We've heard your requests for DIY cooking projects! And what better way to spend time with your quarantine group (or alone!) than by making your own ingredients at home. To set you on the right track, we consulted longtime curemaster friends Cesare Casella of Casella’s Salumi and Taylor Boetticher and Toponia Miller of Fatted Calf Charcuterie.
This cure project starts with 100% heritage pork bellies and meaty and marbled heritage pork jowls! Be sure to tag us in your curing and cooking photos @heritagefoodusa, so we can see how you do!
The DIY package includes curing instructions, also included below, and:
One 6lb skinless belly, Berkshire or Red Wattle
One 5lb pack skinless pork jowl, Berkshire
Heritage Guanciale adapted from Cesare Casella
Guancia is the Italian word for cheek and true Italian guanciale is made from the pork jowl, which is the bottom of the cheek. This triangular cut is composed of pure, white fat, streaked with veins of lean, red meat. To make guanciale, one must salt the jowl and leave it to rest for four or five days in the refrigerator. For a 2.5lb jowl, rub the meat with approximately 4 oz of salt (1/2 cup). The meat should then be washed, dried and sprinkled generously with freshly ground black pepper and peperoncino (crushed red pepper flakes). Hang suspended for at least 3 months in an aging room (any cool, dry space will work). Once cured it's ready to eat! While Italians often eat guanciale sliced thin on a piece of crusty bread rubbed with olive oil and garlic, we like to cook it in our favorite pasta preparations like amatriciana, carbonara, or gricia.
Pro tip from Cesare Casella: the amount of salt should be equivalent to 10% of the weight of the meat. Pepper and peperoncino quantities are at your discretion, but should coat the jowl on all sides!
Brown Sugar Cured Bacon from Fatted Calf Charcuterie
adapted from In The Charcuterie: The Fatted Calf's Guide to Making Sausage, Salumi, Pates, Roasts, Confits, and Other Meaty Goods, Ten Speed Press, 2013
There is nothing quite like a slab of bacon just out of the smoker. It is hard to resist tearing off a little end piece, shoving the still steaming, salty, sweet meat into your mouth. Most commercially produced bacon is brined (or brine injected) but dry curing produces meatier and more flavorful bacon that won’t spit and curl when you cook it. Choose heritage pork bellies that are fairly thick with a good lean to fat ratio, keeping in mind that they will shrink slightly during the curing and smoking process.

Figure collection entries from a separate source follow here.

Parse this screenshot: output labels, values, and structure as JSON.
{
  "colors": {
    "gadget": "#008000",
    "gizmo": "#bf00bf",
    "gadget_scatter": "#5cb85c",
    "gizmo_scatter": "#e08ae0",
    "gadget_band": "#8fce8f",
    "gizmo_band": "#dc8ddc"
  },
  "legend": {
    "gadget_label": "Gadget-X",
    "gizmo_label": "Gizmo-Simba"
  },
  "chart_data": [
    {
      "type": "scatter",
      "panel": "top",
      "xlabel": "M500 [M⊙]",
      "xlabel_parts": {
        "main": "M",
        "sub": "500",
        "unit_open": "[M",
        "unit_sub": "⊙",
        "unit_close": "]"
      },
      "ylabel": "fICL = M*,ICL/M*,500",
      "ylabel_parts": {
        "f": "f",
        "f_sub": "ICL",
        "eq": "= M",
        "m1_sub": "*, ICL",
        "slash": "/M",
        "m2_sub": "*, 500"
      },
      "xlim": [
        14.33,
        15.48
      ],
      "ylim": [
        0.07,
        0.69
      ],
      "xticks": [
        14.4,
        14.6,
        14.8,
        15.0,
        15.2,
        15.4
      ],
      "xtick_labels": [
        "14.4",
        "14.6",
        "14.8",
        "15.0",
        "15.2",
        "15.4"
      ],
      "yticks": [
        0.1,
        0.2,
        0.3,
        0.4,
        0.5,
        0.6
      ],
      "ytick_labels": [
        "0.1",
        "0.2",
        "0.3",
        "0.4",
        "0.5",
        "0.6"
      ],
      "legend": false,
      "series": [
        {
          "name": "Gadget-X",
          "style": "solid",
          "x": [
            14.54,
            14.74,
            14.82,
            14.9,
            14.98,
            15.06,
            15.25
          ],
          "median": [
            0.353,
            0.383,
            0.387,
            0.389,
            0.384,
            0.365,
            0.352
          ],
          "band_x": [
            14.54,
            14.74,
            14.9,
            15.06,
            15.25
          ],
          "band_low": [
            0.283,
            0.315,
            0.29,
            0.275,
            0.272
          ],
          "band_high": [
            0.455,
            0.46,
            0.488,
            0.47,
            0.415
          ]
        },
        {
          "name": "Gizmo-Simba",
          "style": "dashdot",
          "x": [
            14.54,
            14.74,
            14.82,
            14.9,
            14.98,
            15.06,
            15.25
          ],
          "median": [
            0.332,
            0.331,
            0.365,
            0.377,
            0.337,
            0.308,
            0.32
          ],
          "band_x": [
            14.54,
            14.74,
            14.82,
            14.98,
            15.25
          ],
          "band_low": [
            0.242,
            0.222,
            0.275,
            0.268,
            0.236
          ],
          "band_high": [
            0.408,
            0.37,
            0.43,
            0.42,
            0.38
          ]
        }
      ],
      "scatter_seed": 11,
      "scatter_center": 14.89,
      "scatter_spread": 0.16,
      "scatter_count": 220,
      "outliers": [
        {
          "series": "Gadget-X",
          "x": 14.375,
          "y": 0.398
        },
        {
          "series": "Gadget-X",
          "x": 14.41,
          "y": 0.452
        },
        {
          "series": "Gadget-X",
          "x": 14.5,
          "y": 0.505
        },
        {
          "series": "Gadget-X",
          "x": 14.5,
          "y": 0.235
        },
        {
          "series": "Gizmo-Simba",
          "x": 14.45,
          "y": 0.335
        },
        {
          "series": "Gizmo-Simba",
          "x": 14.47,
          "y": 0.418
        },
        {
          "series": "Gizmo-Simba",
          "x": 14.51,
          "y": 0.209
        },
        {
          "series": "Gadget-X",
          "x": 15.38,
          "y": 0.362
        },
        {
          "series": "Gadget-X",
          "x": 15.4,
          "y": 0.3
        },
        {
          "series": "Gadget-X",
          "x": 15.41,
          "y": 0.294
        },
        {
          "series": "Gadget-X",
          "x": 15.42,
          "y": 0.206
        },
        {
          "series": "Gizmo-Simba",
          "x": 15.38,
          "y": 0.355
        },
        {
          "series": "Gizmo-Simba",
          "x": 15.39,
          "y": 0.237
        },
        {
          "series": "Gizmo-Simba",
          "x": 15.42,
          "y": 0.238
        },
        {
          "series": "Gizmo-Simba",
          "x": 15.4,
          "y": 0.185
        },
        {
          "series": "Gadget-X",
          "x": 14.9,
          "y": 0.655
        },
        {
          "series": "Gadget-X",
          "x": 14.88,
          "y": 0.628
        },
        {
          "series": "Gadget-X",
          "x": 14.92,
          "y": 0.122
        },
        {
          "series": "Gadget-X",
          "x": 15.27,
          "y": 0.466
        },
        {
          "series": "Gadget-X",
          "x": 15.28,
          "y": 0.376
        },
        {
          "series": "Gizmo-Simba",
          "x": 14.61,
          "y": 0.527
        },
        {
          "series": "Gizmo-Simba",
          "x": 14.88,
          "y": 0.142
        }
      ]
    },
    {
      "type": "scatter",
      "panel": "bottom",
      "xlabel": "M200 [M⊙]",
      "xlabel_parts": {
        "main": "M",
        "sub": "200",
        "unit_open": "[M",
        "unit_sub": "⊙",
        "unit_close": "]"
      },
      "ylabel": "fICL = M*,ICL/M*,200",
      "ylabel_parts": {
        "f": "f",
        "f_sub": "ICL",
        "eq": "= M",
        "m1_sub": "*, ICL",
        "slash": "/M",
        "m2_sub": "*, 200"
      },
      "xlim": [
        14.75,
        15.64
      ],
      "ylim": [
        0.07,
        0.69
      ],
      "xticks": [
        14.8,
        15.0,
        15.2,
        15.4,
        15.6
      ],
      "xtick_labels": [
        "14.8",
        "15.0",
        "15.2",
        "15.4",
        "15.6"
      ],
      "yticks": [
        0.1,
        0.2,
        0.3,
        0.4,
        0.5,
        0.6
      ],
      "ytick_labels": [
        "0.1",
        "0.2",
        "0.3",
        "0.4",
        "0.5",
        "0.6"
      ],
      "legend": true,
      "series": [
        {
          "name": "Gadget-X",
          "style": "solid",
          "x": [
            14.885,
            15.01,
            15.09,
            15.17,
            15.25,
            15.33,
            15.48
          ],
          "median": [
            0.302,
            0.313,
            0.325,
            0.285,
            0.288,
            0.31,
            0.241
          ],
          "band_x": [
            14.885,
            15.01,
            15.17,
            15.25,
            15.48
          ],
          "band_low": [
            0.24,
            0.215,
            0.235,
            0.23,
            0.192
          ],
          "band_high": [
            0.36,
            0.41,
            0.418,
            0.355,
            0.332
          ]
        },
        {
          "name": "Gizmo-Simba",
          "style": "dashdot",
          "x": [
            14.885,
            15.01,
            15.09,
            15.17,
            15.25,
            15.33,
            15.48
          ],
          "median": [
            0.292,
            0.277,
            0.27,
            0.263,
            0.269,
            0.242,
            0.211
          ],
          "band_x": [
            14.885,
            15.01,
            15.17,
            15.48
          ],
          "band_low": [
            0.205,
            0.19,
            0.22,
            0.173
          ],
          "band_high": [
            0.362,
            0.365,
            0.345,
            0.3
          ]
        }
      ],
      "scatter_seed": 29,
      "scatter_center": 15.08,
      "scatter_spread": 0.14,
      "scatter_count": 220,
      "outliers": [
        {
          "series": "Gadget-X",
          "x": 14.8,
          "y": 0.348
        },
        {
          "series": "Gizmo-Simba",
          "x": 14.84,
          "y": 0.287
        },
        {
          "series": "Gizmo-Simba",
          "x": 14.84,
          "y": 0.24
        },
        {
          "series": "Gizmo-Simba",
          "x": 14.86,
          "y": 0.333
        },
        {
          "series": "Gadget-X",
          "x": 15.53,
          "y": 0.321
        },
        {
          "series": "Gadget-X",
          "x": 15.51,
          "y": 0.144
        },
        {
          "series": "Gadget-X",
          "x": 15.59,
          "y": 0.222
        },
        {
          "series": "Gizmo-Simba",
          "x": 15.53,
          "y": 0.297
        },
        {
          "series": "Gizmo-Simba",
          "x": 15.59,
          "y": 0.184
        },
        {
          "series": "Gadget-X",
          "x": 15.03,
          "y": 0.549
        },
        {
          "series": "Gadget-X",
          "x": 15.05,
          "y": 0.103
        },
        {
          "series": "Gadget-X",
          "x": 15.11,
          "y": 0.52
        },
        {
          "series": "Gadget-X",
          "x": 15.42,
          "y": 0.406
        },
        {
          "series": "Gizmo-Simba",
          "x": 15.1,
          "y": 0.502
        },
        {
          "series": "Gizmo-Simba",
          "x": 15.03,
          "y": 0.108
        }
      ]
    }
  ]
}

1 skinless heritage pork belly
16 ounces (450 grams) brown sugar
12 ounces (340 grams) sea salt
1 tablespoon pink curing salt #1
1 tablespoon ground cayenne
1 tablespoon finely ground black pepper
Trim the pork belly. Square off the edges and cut in half crosswise so that you have two relatively square pieces of about the same size. Be sure to save any belly trim for sausage, pâté or rillettes.
Mix together the brown sugar, salt, black pepper, cayenne and curing salt. Spread about one cup of the cure mix evenly over the bottom of a container large enough to accommodate the bellies when one is stacked atop the other. Place one belly half meat-side down directly on top of the cure. Rub an additional cup of cure on the edges and fat side of the belly, making sure to get the mix into all of its crevices. Place the second half on top of the first, meat side down. Rub another cup of cure into its sides and creases as well as over its fat side. Loosely cover and refrigerate.
The following day, remove the slabs of belly from the container and pour off any accumulated liquid. Rotate the slabs, placing the slab previously on top into the bottom of the pan and the bottom slab on top. Rub with additional cure mix anywhere they might be lacking. Return to the refrigerator. Repeat this process again the following day.
After the slabs of belly have cured for three full days remove them from the pan and rinse them quickly under hot running water to remove any solids. Pat dry. Place the bellies into a smoker or oven and smoke/cook slowly between 160°F to 180°F for about two to three hours or until the bacon reaches an internal temperature of 140°F. Let the bacon cool to room temperature then refrigerate. Be sure to chill thoroughly before slicing.
Bacon keeps best in slab form. Slice off only what is to be cooked and tightly wrap any unused portion. This bacon keeps well for two to three weeks refrigerated. Freeze for longer storage.